* HSI up 0.2 percent, H-shares index flat
* CSI300 slips 0.6 pct, Shanghai Comp down 0.4 pct
* Citic Pacific up 3.9 pct after tapping debt market
* AIA up 2.8 pct, Kweichow Moutai shares rebound
* Nomura sees shift from bonds to equities in 2013
By Vikram Subhedar
HONG KONG, Dec 11 (Reuters) - Chinese shares eased from the previous session’s one-month high with weak mainland markets paring Hong Kong’s gains as investors stayed cautious ahead of the U.S. Federal Reserve’s last policy meeting in 2012.
The Hang Seng index ended Tuesday up 0.2 percent to 22,323.9, largely on the back of a 2.8 percent surge for shares of insurer AIA. The China Enteprises index of top locally listed mainland firms closed flat.
In China, the CSI300 of top Shanghai and Shenzhen listings fell 0.6 percent to 2,258.5 while the Shanghai Composite shed 0.4 percent to close at 2,074.7.
But light profit-taking followed Monday’s rally in mainland markets after data showed China’s banks lent more slowly than expected in November while the pace of total financing eased.

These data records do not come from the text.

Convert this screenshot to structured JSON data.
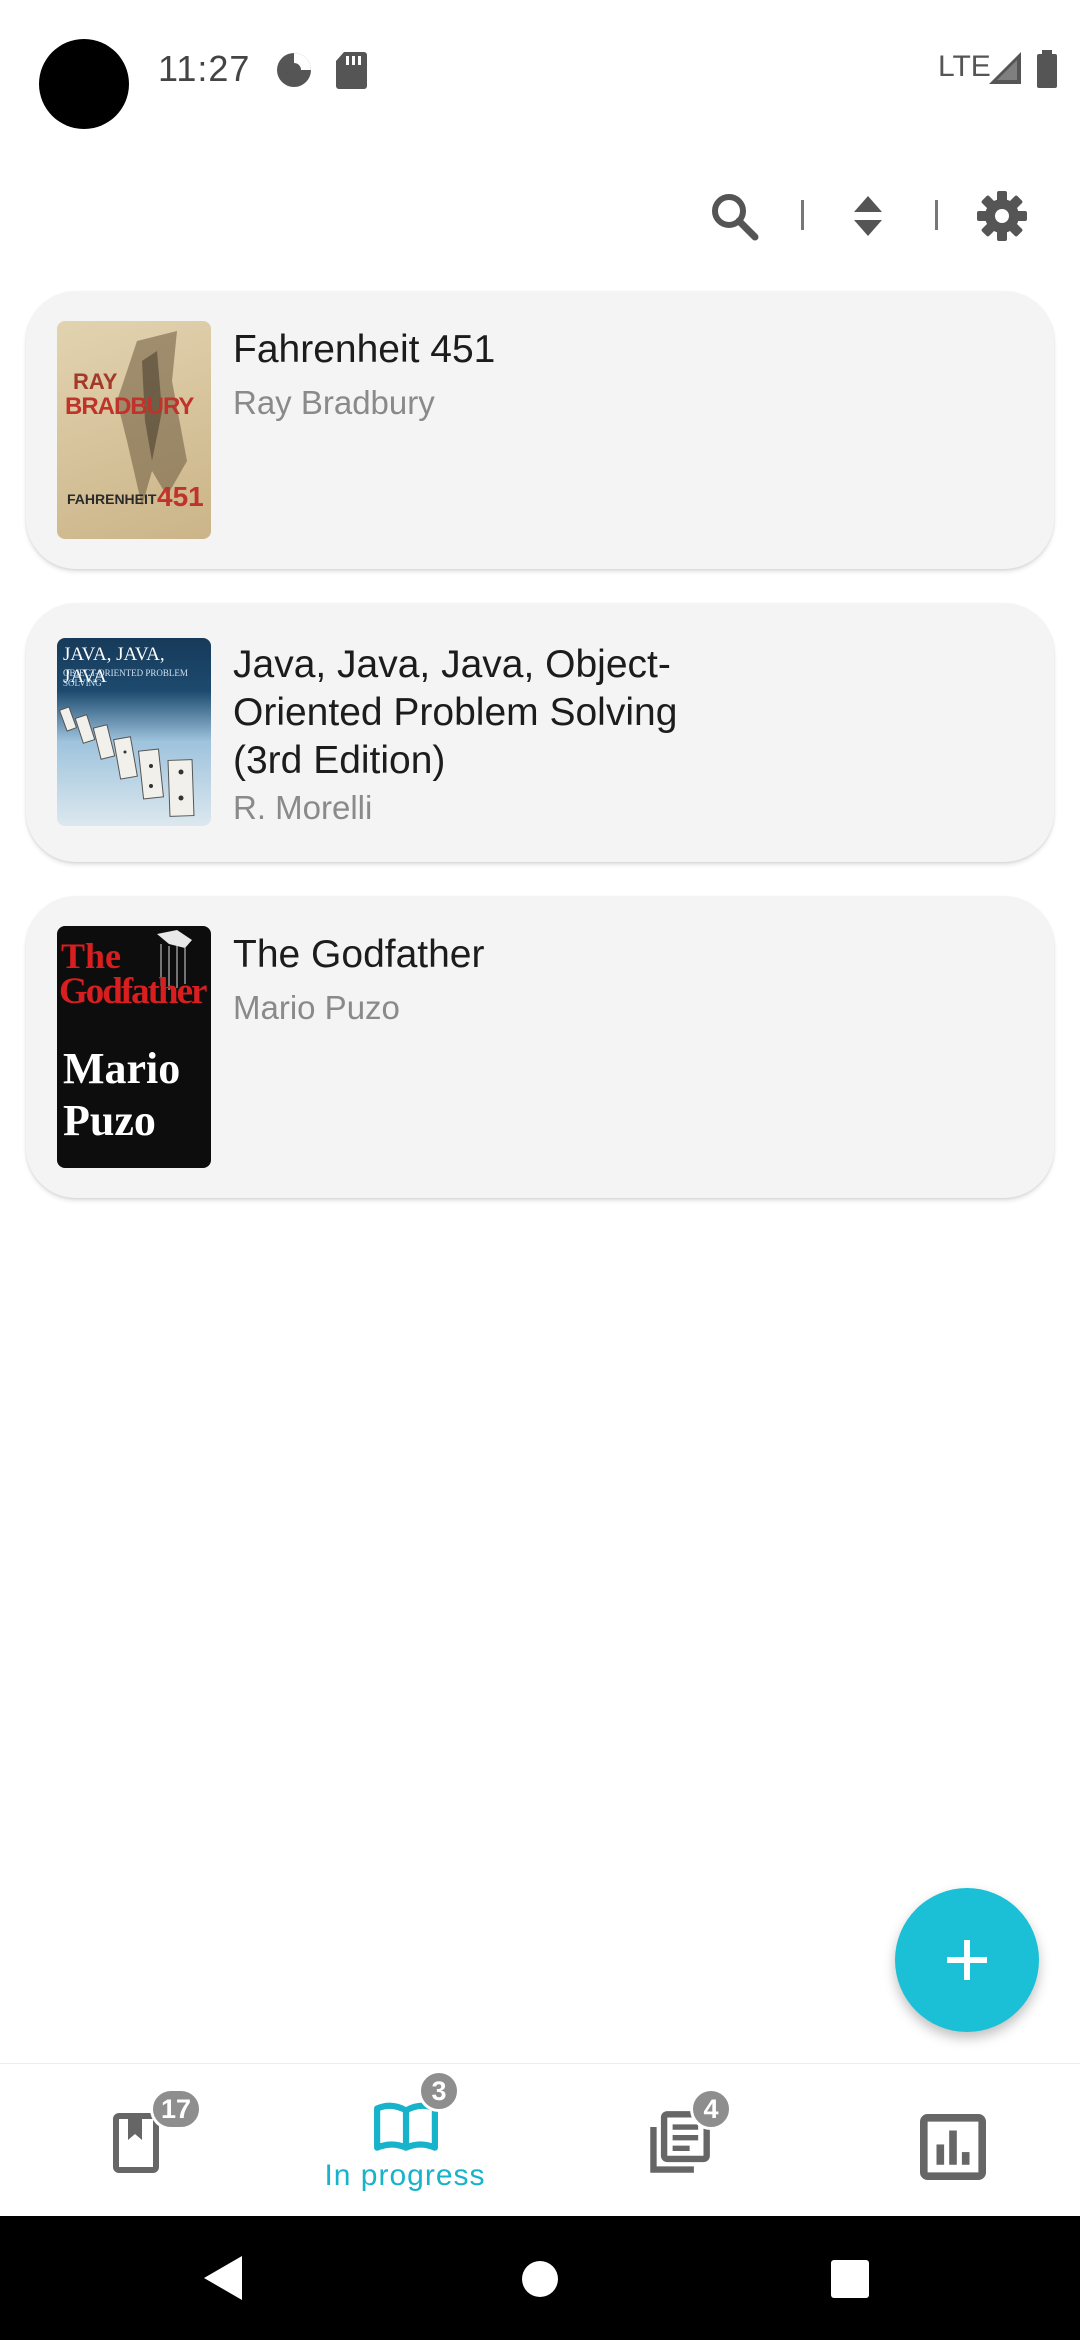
{
  "status_bar": {
    "time": "11:27",
    "network": "LTE",
    "icons": [
      "data-saver-icon",
      "sd-card-icon",
      "signal-icon",
      "battery-icon"
    ]
  },
  "toolbar": {
    "icons": [
      "search-icon",
      "sort-icon",
      "gear-icon"
    ]
  },
  "books": [
    {
      "title": "Fahrenheit 451",
      "author": "Ray Bradbury",
      "cover_text": [
        "RAY",
        "BRADBURY",
        "FAHRENHEIT",
        "451"
      ]
    },
    {
      "title": "Java, Java, Java, Object-Oriented Problem Solving (3rd Edition)",
      "author": "R. Morelli",
      "cover_text": [
        "JAVA, JAVA, JAVA",
        "OBJECT-ORIENTED PROBLEM SOLVING"
      ]
    },
    {
      "title": "The Godfather",
      "author": "Mario Puzo",
      "cover_text": [
        "The",
        "Godfather",
        "Mario",
        "Puzo"
      ]
    }
  ],
  "fab": {
    "icon": "plus-icon"
  },
  "bottom_nav": {
    "items": [
      {
        "icon": "bookmark-book-icon",
        "badge": "17",
        "label": "",
        "active": false
      },
      {
        "icon": "open-book-icon",
        "badge": "3",
        "label": "In progress",
        "active": true
      },
      {
        "icon": "library-list-icon",
        "badge": "4",
        "label": "",
        "active": false
      },
      {
        "icon": "bar-chart-icon",
        "badge": "",
        "label": "",
        "active": false
      }
    ]
  },
  "colors": {
    "accent": "#1bbfd6",
    "card_bg": "#f4f4f4",
    "badge_bg": "#8e8e8e",
    "text_primary": "#1c1c1c",
    "text_secondary": "#8a8a8a"
  }
}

“It was definitely a choppy session,” said a Hong Kong-based trader. “Regional investors were watching every tick on the Shanghai Composite.”

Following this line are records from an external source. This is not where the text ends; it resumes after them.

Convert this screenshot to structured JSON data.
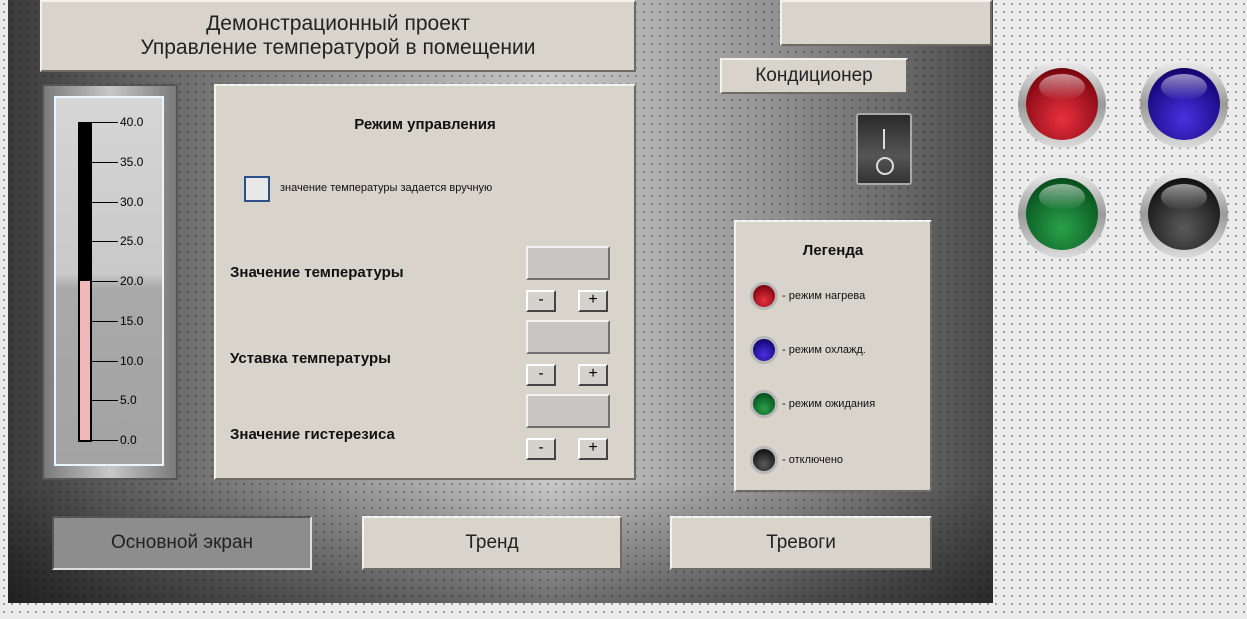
{
  "header": {
    "title_line1": "Демонстрационный проект",
    "title_line2": "Управление температурой в помещении"
  },
  "conditioner": {
    "label": "Кондиционер"
  },
  "thermometer": {
    "ticks": [
      "40.0",
      "35.0",
      "30.0",
      "25.0",
      "20.0",
      "15.0",
      "10.0",
      "5.0",
      "0.0"
    ],
    "level": 20.0,
    "max": 40.0,
    "fill_color": "#f2b8b8"
  },
  "control": {
    "title": "Режим управления",
    "manual_checkbox_label": "значение температуры задается вручную",
    "fields": [
      {
        "label": "Значение температуры",
        "value": ""
      },
      {
        "label": "Уставка температуры",
        "value": ""
      },
      {
        "label": "Значение гистерезиса",
        "value": ""
      }
    ],
    "minus_label": "-",
    "plus_label": "+"
  },
  "legend": {
    "title": "Легенда",
    "items": [
      {
        "text": "- режим нагрева",
        "color": "red"
      },
      {
        "text": "- режим охлажд.",
        "color": "blue"
      },
      {
        "text": "- режим ожидания",
        "color": "green"
      },
      {
        "text": "- отключено",
        "color": "black"
      }
    ]
  },
  "nav": {
    "main": "Основной экран",
    "trend": "Тренд",
    "alarms": "Тревоги"
  }
}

Traders and analysts said the that the focus now shifts to the U.S. Fed, which begins a two-day meeting later on Tuesday.
The Fed is expected to announce it will buy $45 billion per month of longer-dated Treasuries beginning in January to replace the Operation Twist programme, which expires on Dec. 31.
Easing by major central banks globally to kickstart their economies has sparked a rush of capital into Hong Kong, prompting the territory’s monetary authority to repeatedly intervene in currency markets to defend the HK dollar’s peg.
In the latest intervention, the Hong Kong Monetary authority sold HK$6.2 billion ($800 million) in Hong Kong dollars as the local currency hit the strong end of its trading range.
Analysts expect steadily improving global economic data to keep supporting the flow of funds into Asia in 2013 as investors boost positions in risky assets.
“Asian and Japan equities will be one of the recipients of money flow out of Treasuries,” said Michael Kurtz, chief Asia equity strategist at Nomura.
“We are basically overweight all of north Asia at the expense of Southeast Asia and India where we are predominately underweight,” said Kurtz.
Shares of Citic Pacific rose 3.9 percent and were the most actively traded stock on the Hang Seng after the company, mired in financing issues related to its Australian projects, tapped debt markets to raise up to $250 million.
Insurer AIA, the top performing Hang Seng component after Citic, rose after the U.S. Treasury said it had launched the sale of its remaining stake in American International Group .
On the mainland, the beleaguered white liquor sector got a lift after biggest producer Kweichow Moutai rebutted reports it used additives in its products. Shares of the company, which went untraded on Monday, were up 1.8 percent.
Real estate stocks were weaker in China as investors locked in gains following the recent rally.
Poly Real Estate lost 2.1 percent while China Vanke shed 1.1 percent.
Volumes remained relatively healthy in Shanghai, suggesting retail investors, who were burned by nearly three years of weak markets, were slowly getting back into stocks.